と廊下を歩きながら呟いた俺の口を、唐突に沙苗が唇で塞いできた。

「ん……淳弥……」

「お、おい、沙苗……」

 沙苗が俺の腰に手を回して抱きついてくる。突然のキスと抱擁は、一分ばかり続いた。


「おい、業務時間中だぜ。人のいないタイミングだったから良かったけどさ」

「たまには仮面を突き破るのも、悪くないでしょ? うふふ」

「全く、悪い先輩社員だこった」

 軽い笑みを意識的に浮かべつつ、俺は沙苗と事務室に戻る。


 俺と沙苗は二ヶ月前から付き合っていた。社内にばれてるのかどうかはわからないが、二人で講師を任命されるくらいだから大丈夫だと思う。多分。

 新入社員たちにも勘付かれていないといいけど……。「ただの同期」という仮面はうまく被れていただろうか。

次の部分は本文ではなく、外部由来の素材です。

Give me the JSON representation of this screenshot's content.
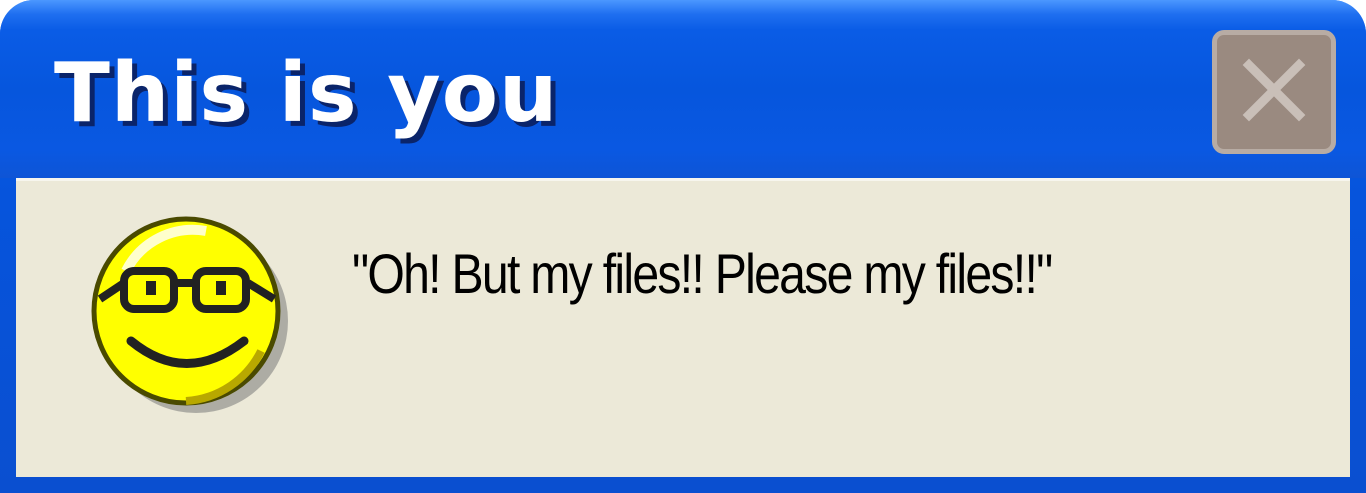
{
  "window": {
    "title": "This is you",
    "close_icon": "close-icon",
    "message": "\"Oh! But my files!! Please my files!!\"",
    "message_icon": "smiley-glasses-icon"
  },
  "colors": {
    "titlebar": "#0654dc",
    "body": "#ece9d8",
    "close_button": "#9a8a80",
    "face": "#ffff00"
  }
}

 仕事が終わって、ワンルームの部屋に帰った俺は、コンビニ弁当を電子レンジにかけながら缶ビールを開ける。

 今日も一日、お疲れ様でした……と独り言を呟いて、ビールを喉に流し込む。

 俺は今日も、うまく演じることができていたのかな。

 軽薄で親しみやすいキャラクターの若手社員、品川淳弥を。



 鏡が怖かった。

 お前は一体誰なんだと問い詰められそうで。

 常に耳鳴りがしていた。

 この世の全ての音が自分を責める声のように聞こえていた。

 SSRIを缶ビールで流し込む。

 駄目だってわかってる。

 でもこうでもしなければ耐えられないんだ。

 俺の頭も保護フィルムに包んでくれよ。もう包まれてる? 嘘だろ、おい。

 俺の頭はいつもずっと痛んでいる。きっともうひびが入って不良品になっちまってる。

 酔いが回って世界がおかしくなって、やっと俺と世界のおかしさが釣り合ってくるんだ。

 沙苗が好きなのは軽薄で親しみやすい俺。そういうラベルの品川淳弥で。

 風や日射しが、街行く人の声や視線が俺を突き刺す刃物みたいに思えて頭の中で叫んでいる俺じゃない。

 その「俺」は俺が妄想で作り上げた「俺」だってわかってる。俺は俺自身に対してさえ仮面を被って対峙している。何なんだよ俺は。何に対して苦しんでるんだ? 意味がわかんねえよ。

 ああ、缶ビール何本目だこれ。

 ゆらゆら揺れている。視界が、俺が、それとも俺以外の全てが……。

 ああ、さようなら。

 そしてまた明日。

 明日も元気に始業三十分前に出社します。

 これ、社会人としての心構えね、これ。